I laughed out loud the first time I saw it. Hilarious, no?

Environmentalists aren’t laughing, though, bashing Legal Sea Foods for its fish farming practices. Director of Greenpeace Oceans John Hocevar said in a statement, “Ironically, the trout sold by Legal Sea Foods is farmed and has never seen a golden brook or sunlit stream. The choice isn’t between putting fish on a pedestal or eating them, it’s between reforming the way we produce our seafood or irrevocably degrading our oceans.”

Legal Sea Foods is not unfamiliar with criticism for their advertising campaigns, though. Back in 2009, the restaurant faced some slack for their MBTA “Fresh Fish” ad series, which included phrases like, “Kiss my bass;” “If that’s your girlfriend, I’d throw her back;” and “Darn, you smell like carp.”

In response to the criticism of the new commercials, Legal issued an official company statement, in which president and CEO Roger Berkowitz said, “Sure, people may jump to the conclusion that we’re being flip about the topic, but it’s quite the opposite. This is a debate we need to have. We need to constantly question where fish comes from and how it was caught and, moreover, demand more from those tasked with protecting the fish supply.”

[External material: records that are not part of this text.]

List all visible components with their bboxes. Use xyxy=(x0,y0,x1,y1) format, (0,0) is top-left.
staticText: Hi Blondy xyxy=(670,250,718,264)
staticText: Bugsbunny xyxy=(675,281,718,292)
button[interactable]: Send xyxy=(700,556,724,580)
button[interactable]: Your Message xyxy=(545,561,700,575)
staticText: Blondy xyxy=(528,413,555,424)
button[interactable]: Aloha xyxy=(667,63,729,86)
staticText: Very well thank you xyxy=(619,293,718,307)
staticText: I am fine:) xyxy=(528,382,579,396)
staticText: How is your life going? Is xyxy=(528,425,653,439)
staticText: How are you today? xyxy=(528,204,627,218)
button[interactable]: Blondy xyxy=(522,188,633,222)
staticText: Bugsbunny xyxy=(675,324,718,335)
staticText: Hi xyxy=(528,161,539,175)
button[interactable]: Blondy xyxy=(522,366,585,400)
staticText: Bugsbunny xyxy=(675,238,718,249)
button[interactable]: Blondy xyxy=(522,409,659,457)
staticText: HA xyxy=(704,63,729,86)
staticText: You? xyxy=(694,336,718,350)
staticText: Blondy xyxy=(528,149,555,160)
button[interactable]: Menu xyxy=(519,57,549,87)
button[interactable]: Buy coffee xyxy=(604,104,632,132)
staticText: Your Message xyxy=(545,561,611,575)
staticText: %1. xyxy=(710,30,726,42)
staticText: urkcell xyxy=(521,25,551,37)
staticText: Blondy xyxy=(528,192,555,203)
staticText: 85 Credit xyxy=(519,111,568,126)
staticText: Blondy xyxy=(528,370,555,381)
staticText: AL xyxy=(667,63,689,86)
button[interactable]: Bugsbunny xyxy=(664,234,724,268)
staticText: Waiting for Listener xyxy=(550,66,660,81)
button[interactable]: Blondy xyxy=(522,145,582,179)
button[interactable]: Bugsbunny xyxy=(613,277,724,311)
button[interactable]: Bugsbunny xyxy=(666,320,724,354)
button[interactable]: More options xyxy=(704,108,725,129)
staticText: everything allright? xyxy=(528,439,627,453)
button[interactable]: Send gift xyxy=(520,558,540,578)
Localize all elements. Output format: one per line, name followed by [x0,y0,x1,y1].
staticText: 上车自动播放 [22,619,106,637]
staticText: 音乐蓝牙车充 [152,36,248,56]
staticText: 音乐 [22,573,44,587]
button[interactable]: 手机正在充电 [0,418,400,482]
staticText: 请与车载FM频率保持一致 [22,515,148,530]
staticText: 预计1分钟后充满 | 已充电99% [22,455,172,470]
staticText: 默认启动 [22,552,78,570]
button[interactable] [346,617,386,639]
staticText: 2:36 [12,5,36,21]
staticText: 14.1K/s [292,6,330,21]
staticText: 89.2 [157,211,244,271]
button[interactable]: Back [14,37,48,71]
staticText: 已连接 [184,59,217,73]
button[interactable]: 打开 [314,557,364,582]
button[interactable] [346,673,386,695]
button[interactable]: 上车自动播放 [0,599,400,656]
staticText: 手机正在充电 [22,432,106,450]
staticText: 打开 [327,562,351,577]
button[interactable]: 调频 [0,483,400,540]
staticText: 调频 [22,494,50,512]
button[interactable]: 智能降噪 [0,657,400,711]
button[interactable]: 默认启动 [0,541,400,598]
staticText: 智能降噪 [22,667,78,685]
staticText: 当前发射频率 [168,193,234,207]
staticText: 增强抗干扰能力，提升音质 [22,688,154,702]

A recent Boston Magazine article agrees with Greenpeace, though, calling out Legal on their contradictory commercials, noting the salmon on the menu did not swim in streams like the ads say but were raised on a salmon farm. “Junk science to prove a silly point, eh Legal Sea Foods? Your food may be tasty, but that ad is misleading, and the follow-up rhetoric is, well, tough to swallow,” the article quipped.

However, I think they’re missing the point. The ads never explicitly say Legal Sea Foods catches its fish fresh from the ocean; Berkowitz simply said he hoped the ads would open a dialogue about where your food does indeed come from.

Besides, the ads are doing their job: turning heads and getting people to talk about the restaurant chain that’s been a staple in the Boston-area for 43 years. Let’s face it, if the ad featured attractive, multicultural actors musing over how much they enjoy the seafood that brings them together for their weekly family get-togethers, we’d all be yawning. And thinking of Olive Garden.

“The next generation that’s coming in, that’s enjoying fish now tends to be younger,” Berkowitz tells WBZ NewsRadio. “They grew up watching South Park, not Walt Disney’s Wonderful World of Color.”

Well played, Berkowitz. Boston – get a sense of humor, Boston.